Szef polskiej dyplomacji pytany, czy zerwanie przez Stany Zjednoczone układu INF o likwidacji rakiet krótkiego i średniego zasięgu utrudnia polskie starania o zwiększenie amerykańskiej obecności wojskowej w Polsce, odparł, że "sprawy te nie mają bezpośredniego związku".
Układ INF o likwidacji wystrzeliwanych z wyrzutni naziemnych pocisków balistycznych i pocisków manewrujących pośredniego (IRBM) i średniego zasięgu (MRBM) został podpisany w grudniu 1987 roku w Waszyngtonie przez ówczesnego prezydenta Stanów Zjednoczonych Ronalda Reagana i przywódcę ZSRR Michaiła Gorbaczowa. 1 lutego USA oficjalnie zawiesiły przestrzeganie tego układu, a w dzień później identyczną decyzję podjęły władze na Kremlu.
- Samo zawieszenie traktatu (INF – red.), czy też wycofanie się Stanów Zjednoczonych powoduje, że przestaje on działać, ale widzimy, kto jest za to odpowiedzialny – Rosja, która złamała już ten traktat i łamie ten traktat. Mówił o tym sekretarz generalny (NATO - red.) i musi być jakaś zdecydowana odpowiedz Sojuszu. (…) To na pewno nie ma związku z obecnością amerykańską u nas (w Polsce – red.). Oczekujemy zwiększenia obecności amerykańskiej. Na pewno ten wymiar współpracy wielostronnej w obrębie NATO, a także wymiar współpracy dwustronnej ze Stanami Zjednoczonymi w dziedzinie bezpieczeństwa i obrony dobrze wygląda – wyjaśnił Czaputowicz.

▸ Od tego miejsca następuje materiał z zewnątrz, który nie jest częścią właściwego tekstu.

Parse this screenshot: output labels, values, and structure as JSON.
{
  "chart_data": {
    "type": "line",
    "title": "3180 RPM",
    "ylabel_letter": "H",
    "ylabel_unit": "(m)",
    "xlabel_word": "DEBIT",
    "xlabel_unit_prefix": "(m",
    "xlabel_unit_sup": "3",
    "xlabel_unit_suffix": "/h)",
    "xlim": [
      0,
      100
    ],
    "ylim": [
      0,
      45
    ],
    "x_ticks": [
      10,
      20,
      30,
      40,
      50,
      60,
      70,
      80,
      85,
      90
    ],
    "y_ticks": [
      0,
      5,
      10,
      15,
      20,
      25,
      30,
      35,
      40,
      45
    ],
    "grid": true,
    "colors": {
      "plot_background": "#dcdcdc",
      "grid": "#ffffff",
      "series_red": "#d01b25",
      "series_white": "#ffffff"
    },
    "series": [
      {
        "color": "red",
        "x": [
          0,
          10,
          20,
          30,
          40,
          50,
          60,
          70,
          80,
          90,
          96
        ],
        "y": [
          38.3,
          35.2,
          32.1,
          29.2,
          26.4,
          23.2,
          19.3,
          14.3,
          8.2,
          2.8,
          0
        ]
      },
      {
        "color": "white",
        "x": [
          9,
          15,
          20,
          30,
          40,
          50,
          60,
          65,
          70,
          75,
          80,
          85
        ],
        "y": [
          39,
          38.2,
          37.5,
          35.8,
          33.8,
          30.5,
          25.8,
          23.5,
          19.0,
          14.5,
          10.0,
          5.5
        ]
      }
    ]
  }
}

Pierwszy dzień sesji ministerialnej
W pierwszym dniu spotkania ministrów spraw zagranicznych 29 państw członkowskich NATO szef polskiej dyplomacji wziął udział w sesjach poświęconych przyszłości Sojuszu Atlantyckiego zorganizowanych przez prywatne ośrodki politologiczne, m.in. Center for European Policy Analyses (CEPA), oraz we wspólnej konferencji zorganizowanej przez German Marshall Fund of the United States razem innymi ośrodkami doradczymi.
Sesja CEPA, jedynego ośrodka politologicznego w Waszyngtonie skupiającego się na zagadnieniach dotyczących dawnych komunistycznych państw Europy Środkowo-Wschodniej, była poświęcona roli, jaką w działalności NATO odgrywają państwa takie jak Polska, Węgry i Czechy, które do NATO zostały przyjęte 20 lat temu.
W środę wieczorem czasu miejscowego minister Czaputowicz wraz z 28 ministrami państw członkowskich NATO był gościem szefa amerykańskiej dyplomacji Mike’a Pompeo podczas przyjęcia wydanego z okazji 70. rocznicy powstania NATO. Przyjęcie odbyło się w siedzibie Departamentu Stanu, w audytorium im. Andrew W. Mellona, w tej samej sali, w której 4 kwietnia 1949 roku przedstawiciele 12 pierwotnych państw założycielskich Paktu Północnoatlantyckiego podpisali Traktat Północnoatlantycki.